All versions have a bore of 84.0 mm, a stroke of 89.6 mm, a compression ratio of 10.2:1 and the redline is 7000 rpm.

=== 225 kW version ===
The initial version of the N54 is officially rated at 225 kW and 400 N·m. However, these figures are considered to be under-rated, and independent testing has resulted in estimates of 311 bhp and 422 Nm.

Applications:
- 2006-2010 E90/E91/E92/E93 335i
- 2007-2010 E60/E61 535i
- 2007-2010 E82/E88 135i
- 2008-2010 E71 X6 xDrive35i
- 2009-2016 E89 Z4 sDrive35i

=== 240 kW version ===
A variant of the N54B30 with higher peak power and torque is used in the 2008-2012 740i and E92 335is.

Applications:
- 2008-2012 F01 740i
- 2011-2013 E92/E93 335is

=== 250 kW version ===
The most powerful version of the N54 is found in the E82 1 Series M Coupe and the E89 Z4 sDrive 35is.

Applications:
- 2011 E82 1 Series M Coupe
- 2011-2016 E89 Z4 sDrive35is

=== Alpina ===
Biturbo engine by Alpina based on the N54B30, with upgrades including the engine control unit, oil cooler and pistons.

==== 265 kW version ====
This is Alpina's initial version of the N54, producing 265 kW.

Applications:
- 2007–2010 Alpina B3 (E90)

==== 294 kW version ====
Applications:
- 2010–2013 Alpina B3 S

==== 300 kW version ====
Applications:
- 2012–2013 Alpina B3 GT3

== Critical reception ==
Car & Driver noted the N54 had minimal turbo lag and "in feel and sound the twin-turbo could pass for naturally aspirated". The N54-engined F01 740i was also praised for its linear power delivery.

Comparing the N54-engined E60 535i with the 550i (using a 4.8-litre naturally aspirated V8), one reviewer noted that the V8 model had more torque but was "only marginally quicker than the 535i" and that the additional weight of the V8 engine was noticeable on twisty mountain roads.

== High-Pressure Fuel Pump failures ==
In the United States, some N54 engines experienced failures of the High Pressure Fuel Pump (HPFP), resulting a class action lawsuit, a voluntary recall and an extended warranty for the HPFP.

Failure of the HPFP can cause the engine to suddenly stop functioning, which has caused several near-misses on highways. BMW was aware of HPFP problems, describing them in internal Technical Service Bulletins as "driveability problems".

In April 2009, a class action suit was filed against BMW in connection with HPFP failures. BMW settled the suit in June 2010. On 26 October 2010, following an ABC News story about HPFP failures, BMW announced a recall of vehicles with the pump in question from manufacturing years 2007–2010. The recall was applied to 130,000 cars, resulting in the replacement of the HPFP in approximately 40,000 of these cars.

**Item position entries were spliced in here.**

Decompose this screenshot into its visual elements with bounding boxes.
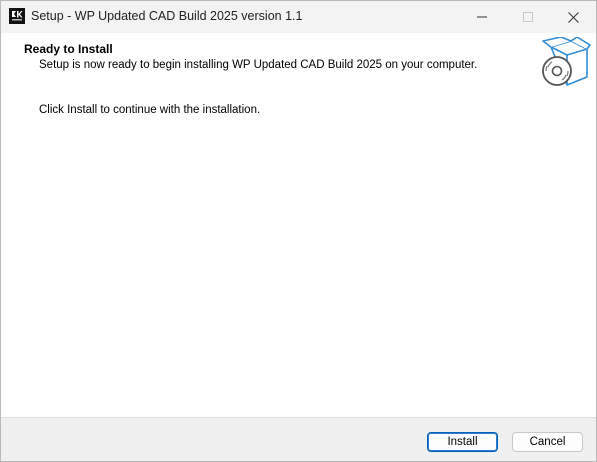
minimize-icon	[477, 12, 487, 22]
app-icon	[9, 8, 25, 24]
install-button[interactable]: Install	[427, 432, 498, 452]
close-icon	[567, 11, 579, 23]
window-title: Setup - WP Updated CAD Build 2025 versio…	[31, 9, 303, 23]
maximize-icon	[523, 12, 533, 22]
wizard-footer: Install Cancel	[1, 417, 596, 461]
page-subtitle: Setup is now ready to begin installing W…	[39, 59, 478, 71]
close-button[interactable]	[550, 1, 596, 33]
install-instruction: Click Install to continue with the insta…	[39, 104, 261, 116]
box-disc-icon	[537, 36, 591, 89]
page-title: Ready to Install	[24, 42, 113, 56]
wizard-header: Ready to Install Setup is now ready to b…	[1, 33, 596, 91]
setup-window: Setup - WP Updated CAD Build 2025 versio…	[0, 0, 597, 462]
maximize-button[interactable]	[505, 1, 551, 33]
cancel-button[interactable]: Cancel	[512, 432, 583, 452]
title-bar[interactable]: Setup - WP Updated CAD Build 2025 versio…	[1, 1, 596, 33]
minimize-button[interactable]	[459, 1, 505, 33]
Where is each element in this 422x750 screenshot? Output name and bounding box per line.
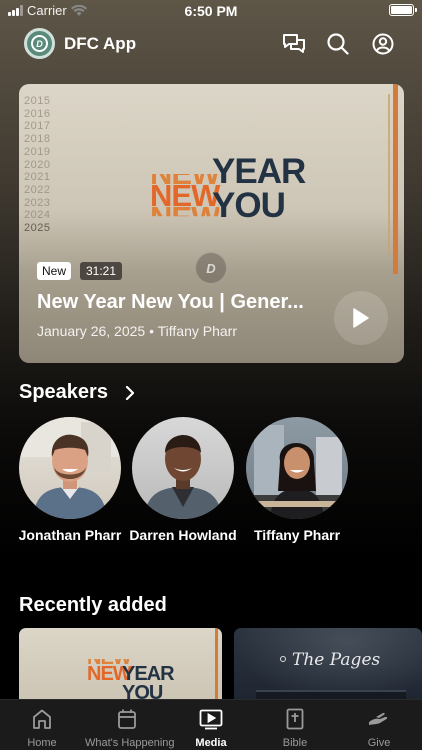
- recently-added-heading: Recently added: [19, 594, 167, 616]
- speaker-name: Darren Howland: [129, 527, 237, 543]
- recent-artwork-stripe: [215, 628, 218, 704]
- recent-artwork-dot: [280, 656, 286, 662]
- church-logo-watermark: D: [195, 252, 227, 284]
- bible-icon: [253, 708, 337, 730]
- artwork-stripe-accent: [393, 84, 398, 274]
- speaker-darren-howland[interactable]: Darren Howland: [128, 417, 238, 544]
- tab-give[interactable]: Give: [337, 700, 421, 750]
- speakers-heading[interactable]: Speakers: [19, 381, 108, 404]
- avatar: [19, 417, 121, 519]
- tab-bar: Home What's Happening Media Bible Give: [0, 699, 422, 750]
- play-icon: [353, 308, 369, 328]
- avatar: [246, 417, 348, 519]
- tab-label: What's Happening: [85, 737, 175, 749]
- tab-bible[interactable]: Bible: [253, 700, 337, 750]
- speaker-jonathan-pharr[interactable]: Jonathan Pharr: [15, 417, 125, 544]
- tab-label: Home: [27, 737, 57, 749]
- new-badge: New: [37, 262, 72, 280]
- speaker-tiffany-pharr[interactable]: Tiffany Pharr: [242, 417, 352, 544]
- duration-badge: 31:21: [80, 262, 123, 280]
- chat-bubbles-icon[interactable]: [281, 31, 307, 57]
- artwork-year: YEAR: [212, 152, 306, 191]
- battery-icon: [389, 4, 417, 16]
- chevron-right-icon[interactable]: [124, 385, 136, 401]
- tab-label: Give: [367, 737, 391, 749]
- tab-label: Bible: [282, 737, 308, 749]
- account-icon[interactable]: [370, 31, 396, 57]
- artwork-stripe: [388, 94, 390, 254]
- search-icon[interactable]: [325, 31, 351, 57]
- speaker-name: Jonathan Pharr: [18, 527, 122, 543]
- tab-label: Media: [195, 737, 227, 749]
- tab-whats-happening[interactable]: What's Happening: [85, 700, 175, 750]
- media-play-icon: [169, 708, 253, 730]
- app-title: DFC App: [64, 34, 137, 53]
- give-hand-icon: [337, 708, 421, 730]
- sermon-title[interactable]: New Year New You | Gener...: [37, 291, 327, 314]
- recent-artwork-year: YEAR: [122, 663, 175, 685]
- meta-separator: •: [149, 323, 154, 339]
- status-time: 6:50 PM: [184, 3, 238, 19]
- avatar: [132, 417, 234, 519]
- tab-home[interactable]: Home: [0, 700, 84, 750]
- sermon-date: January 26, 2025: [37, 323, 146, 339]
- recent-artwork-title: The Pages: [292, 650, 381, 670]
- status-bar: Carrier 6:50 PM: [0, 0, 422, 22]
- artwork-new-echo: NEW: [150, 200, 220, 235]
- speaker-name: Tiffany Pharr: [253, 527, 341, 543]
- tab-media[interactable]: Media: [169, 700, 253, 750]
- featured-sermon-card[interactable]: 2015 2016 2017 2018 2019 2020 2021 2022 …: [19, 84, 404, 363]
- app-header: D DFC App: [0, 28, 422, 60]
- recent-media-card[interactable]: The Pages: [234, 628, 422, 704]
- artwork-years: 2015 2016 2017 2018 2019 2020 2021 2022 …: [24, 95, 51, 235]
- recent-media-card[interactable]: NEW NEW YEAR YOU: [19, 628, 222, 704]
- app-logo[interactable]: D: [24, 28, 55, 59]
- app-logo-mark: D: [31, 35, 48, 52]
- artwork-you: YOU: [212, 186, 286, 225]
- sermon-speaker: Tiffany Pharr: [157, 323, 238, 339]
- calendar-icon: [85, 708, 169, 730]
- home-icon: [0, 708, 84, 730]
- play-button[interactable]: [334, 291, 388, 345]
- sermon-meta: January 26, 2025 • Tiffany Pharr: [37, 323, 237, 339]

In the United States, the warranty period for the HPFP was increased to 10 years and 120000 mi.

On some cars, the HPFP was replaced multiple times without resolving the issue, potentially leading to the car being refunded under the Lemon Laws in some states.

== Extended warranty in the United States ==
The High Pressure Fuel Pump issue caused BMW North America to extend the warranty for this pump to 10 years or 120000 mi.

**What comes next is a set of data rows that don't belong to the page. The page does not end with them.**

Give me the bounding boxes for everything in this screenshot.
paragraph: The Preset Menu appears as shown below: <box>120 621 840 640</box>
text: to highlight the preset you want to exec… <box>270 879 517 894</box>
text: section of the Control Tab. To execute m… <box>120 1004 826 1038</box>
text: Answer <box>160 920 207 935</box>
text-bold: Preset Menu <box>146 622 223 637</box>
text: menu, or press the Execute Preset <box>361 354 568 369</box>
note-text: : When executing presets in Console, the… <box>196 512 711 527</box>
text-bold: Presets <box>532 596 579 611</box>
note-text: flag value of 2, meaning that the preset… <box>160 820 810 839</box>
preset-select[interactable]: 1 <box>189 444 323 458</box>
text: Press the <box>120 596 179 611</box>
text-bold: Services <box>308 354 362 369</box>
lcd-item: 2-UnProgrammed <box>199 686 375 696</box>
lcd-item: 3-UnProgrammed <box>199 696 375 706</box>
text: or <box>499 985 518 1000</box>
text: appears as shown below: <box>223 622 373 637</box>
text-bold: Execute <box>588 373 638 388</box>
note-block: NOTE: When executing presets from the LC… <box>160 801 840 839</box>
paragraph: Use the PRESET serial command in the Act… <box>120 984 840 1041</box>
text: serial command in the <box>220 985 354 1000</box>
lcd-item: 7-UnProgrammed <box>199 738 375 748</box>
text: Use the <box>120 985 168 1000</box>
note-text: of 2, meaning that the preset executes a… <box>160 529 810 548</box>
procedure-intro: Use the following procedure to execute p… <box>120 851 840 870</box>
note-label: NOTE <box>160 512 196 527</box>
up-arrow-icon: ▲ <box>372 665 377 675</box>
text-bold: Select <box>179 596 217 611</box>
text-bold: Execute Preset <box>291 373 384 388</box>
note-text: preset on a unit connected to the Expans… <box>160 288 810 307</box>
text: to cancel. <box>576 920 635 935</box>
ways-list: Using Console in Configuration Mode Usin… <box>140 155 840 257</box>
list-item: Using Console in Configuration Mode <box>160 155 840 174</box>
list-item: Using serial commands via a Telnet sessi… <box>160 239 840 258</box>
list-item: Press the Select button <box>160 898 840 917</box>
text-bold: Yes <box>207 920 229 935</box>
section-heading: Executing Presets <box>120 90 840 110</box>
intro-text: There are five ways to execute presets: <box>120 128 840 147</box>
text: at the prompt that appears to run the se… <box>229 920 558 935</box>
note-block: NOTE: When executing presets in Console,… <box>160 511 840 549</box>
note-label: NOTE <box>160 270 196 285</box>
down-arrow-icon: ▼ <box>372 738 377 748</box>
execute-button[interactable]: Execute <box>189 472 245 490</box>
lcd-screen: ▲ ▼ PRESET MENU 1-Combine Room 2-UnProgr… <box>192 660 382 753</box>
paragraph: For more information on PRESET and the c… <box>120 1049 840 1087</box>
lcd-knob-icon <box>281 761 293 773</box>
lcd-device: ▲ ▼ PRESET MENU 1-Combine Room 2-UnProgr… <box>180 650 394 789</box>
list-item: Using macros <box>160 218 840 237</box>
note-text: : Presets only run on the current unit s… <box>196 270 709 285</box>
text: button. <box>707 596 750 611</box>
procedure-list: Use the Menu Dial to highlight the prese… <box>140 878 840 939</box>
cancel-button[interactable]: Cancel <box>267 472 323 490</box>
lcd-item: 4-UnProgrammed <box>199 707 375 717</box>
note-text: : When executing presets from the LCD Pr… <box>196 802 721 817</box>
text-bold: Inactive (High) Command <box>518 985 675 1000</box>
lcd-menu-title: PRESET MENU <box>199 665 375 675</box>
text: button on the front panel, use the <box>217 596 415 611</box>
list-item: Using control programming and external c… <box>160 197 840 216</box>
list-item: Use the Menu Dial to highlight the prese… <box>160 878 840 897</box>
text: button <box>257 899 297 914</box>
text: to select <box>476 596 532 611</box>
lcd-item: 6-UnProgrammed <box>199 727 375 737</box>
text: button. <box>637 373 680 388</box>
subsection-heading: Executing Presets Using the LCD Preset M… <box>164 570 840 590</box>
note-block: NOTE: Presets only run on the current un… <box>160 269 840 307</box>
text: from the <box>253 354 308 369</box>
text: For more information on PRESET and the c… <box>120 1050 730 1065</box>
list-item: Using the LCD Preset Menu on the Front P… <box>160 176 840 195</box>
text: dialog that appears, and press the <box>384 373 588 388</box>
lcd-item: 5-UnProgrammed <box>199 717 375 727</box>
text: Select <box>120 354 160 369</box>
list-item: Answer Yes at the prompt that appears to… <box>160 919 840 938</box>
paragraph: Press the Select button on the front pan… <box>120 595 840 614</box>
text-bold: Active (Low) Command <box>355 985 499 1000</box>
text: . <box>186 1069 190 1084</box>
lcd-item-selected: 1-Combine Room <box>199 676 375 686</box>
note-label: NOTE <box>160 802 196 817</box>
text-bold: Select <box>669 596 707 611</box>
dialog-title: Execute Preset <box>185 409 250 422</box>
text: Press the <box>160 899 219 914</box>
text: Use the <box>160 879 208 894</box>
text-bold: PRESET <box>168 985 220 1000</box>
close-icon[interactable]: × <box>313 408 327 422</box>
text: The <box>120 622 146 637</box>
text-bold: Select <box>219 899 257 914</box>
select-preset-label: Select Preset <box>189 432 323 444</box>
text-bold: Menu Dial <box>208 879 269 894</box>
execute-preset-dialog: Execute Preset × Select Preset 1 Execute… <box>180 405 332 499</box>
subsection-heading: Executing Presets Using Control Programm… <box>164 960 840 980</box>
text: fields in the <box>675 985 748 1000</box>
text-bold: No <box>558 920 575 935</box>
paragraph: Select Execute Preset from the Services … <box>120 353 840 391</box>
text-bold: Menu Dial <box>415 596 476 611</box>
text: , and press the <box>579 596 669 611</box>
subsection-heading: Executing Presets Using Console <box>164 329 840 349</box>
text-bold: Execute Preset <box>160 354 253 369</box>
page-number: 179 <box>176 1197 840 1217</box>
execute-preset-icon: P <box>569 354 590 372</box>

The warranty period for the fuel injectors was also increased, to 10 years or 120000 mi. An updated design for the fuel injectors was also introduced.

Due to problems with rattling wastegates caused by premature bushing wear, BMW extended the warranty period for wastegate-related issues to 8 years or 82000 mi.

These warranty extensions only apply to the United States.